Drelincourt brushed his finger against the ivory knobs of the Blaupunkt shortwave.
“Fifty percent of investigation work is image,” he said. “You’ve got to make an impression, intimidate people a little bit. I can’t tell you the confessions I’ve heard from people sitting right there, where you’re silting, in the front seat. Get them in the car, close the door, drive around the block, and boom, they start spilling their guts.”
Club Naked Party occupied a Victorian building on a decrepit block slated for demolition sometime in the early 2000s. Once it had been the national headquarters of the Young Christian Woman’s Temperance League. A granite crane gripping a cross in one claw and an oak leaf in the other, the ancient symbols of the movement, still decorated the facade, but this teetotaling bird was grimed over with the dirt of a century and half obscured by a marquee that announced two words, NAKED PARTY, in giant neon script.

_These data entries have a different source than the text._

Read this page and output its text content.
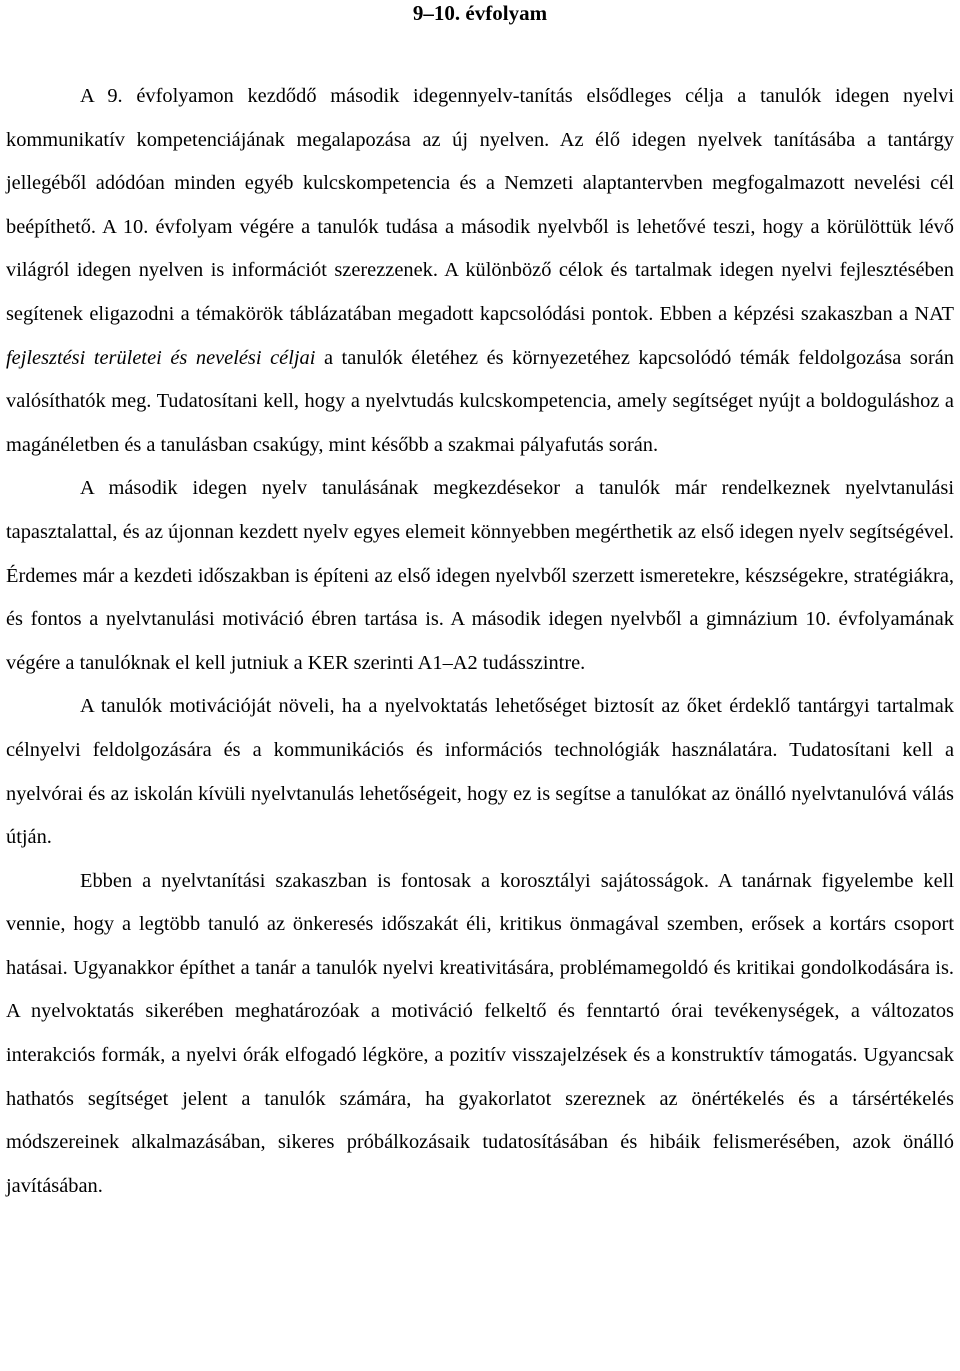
9–10. évfolyam

A 9. évfolyamon kezdődő második idegennyelv-tanítás elsődleges célja a tanulók idegen nyelvi kommunikatív kompetenciájának megalapozása az új nyelven. Az élő idegen nyelvek tanításába a tantárgy jellegéből adódóan minden egyéb kulcskompetencia és a Nemzeti alaptantervben megfogalmazott nevelési cél beépíthető. A 10. évfolyam végére a tanulók tudása a második nyelvből is lehetővé teszi, hogy a körülöttük lévő világról idegen nyelven is információt szerezzenek. A különböző célok és tartalmak idegen nyelvi fejlesztésében segítenek eligazodni a témakörök táblázatában megadott kapcsolódási pontok. Ebben a képzési szakaszban a NAT fejlesztési területei és nevelési céljai a tanulók életéhez és környezetéhez kapcsolódó témák feldolgozása során valósíthatók meg. Tudatosítani kell, hogy a nyelvtudás kulcskompetencia, amely segítséget nyújt a boldoguláshoz a magánéletben és a tanulásban csakúgy, mint később a szakmai pályafutás során.

A második idegen nyelv tanulásának megkezdésekor a tanulók már rendelkeznek nyelvtanulási tapasztalattal, és az újonnan kezdett nyelv egyes elemeit könnyebben megérthetik az első idegen nyelv segítségével. Érdemes már a kezdeti időszakban is építeni az első idegen nyelvből szerzett ismeretekre, készségekre, stratégiákra, és fontos a nyelvtanulási motiváció ébren tartása is. A második idegen nyelvből a gimnázium 10. évfolyamának végére a tanulóknak el kell jutniuk a KER szerinti A1–A2 tudásszintre.

A tanulók motivációját növeli, ha a nyelvoktatás lehetőséget biztosít az őket érdeklő tantárgyi tartalmak célnyelvi feldolgozására és a kommunikációs és információs technológiák használatára. Tudatosítani kell a nyelvórai és az iskolán kívüli nyelvtanulás lehetőségeit, hogy ez is segítse a tanulókat az önálló nyelvtanulóvá válás útján.

Ebben a nyelvtanítási szakaszban is fontosak a korosztályi sajátosságok. A tanárnak figyelembe kell vennie, hogy a legtöbb tanuló az önkeresés időszakát éli, kritikus önmagával szemben, erősek a kortárs csoport hatásai. Ugyanakkor építhet a tanár a tanulók nyelvi kreativitására, problémamegoldó és kritikai gondolkodására is. A nyelvoktatás sikerében meghatározóak a motiváció felkeltő és fenntartó órai tevékenységek, a változatos interakciós formák, a nyelvi órák elfogadó légköre, a pozitív visszajelzések és a konstruktív támogatás. Ugyancsak hathatós segítséget jelent a tanulók számára, ha gyakorlatot szereznek az önértékelés és a társértékelés módszereinek alkalmazásában, sikeres próbálkozásaik tudatosításában és hibáik felismerésében, azok önálló javításában.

Martin and Drelincourt went up the front steps and passed beneath both the marquee and the motto of the YCWTL, carved into the keystone — Sobriety, Chastity, Honor — and entered a place where these virtues had no meaning. Aziz and Munzi Jehassi, the Lebanese brothers who owned the club, had gutted the period interior to expose the beams and brick and ductwork. The dance floor was tiled in patterned vagina-pink rubber blocks; over the bar hung huge Technicolor paintings of naked men and women fingering their genitals. Now empty, the place smelled of spilled beer and last night’s cigarettes. A young woman in a torn white T-shirt cleaned up behind the bar.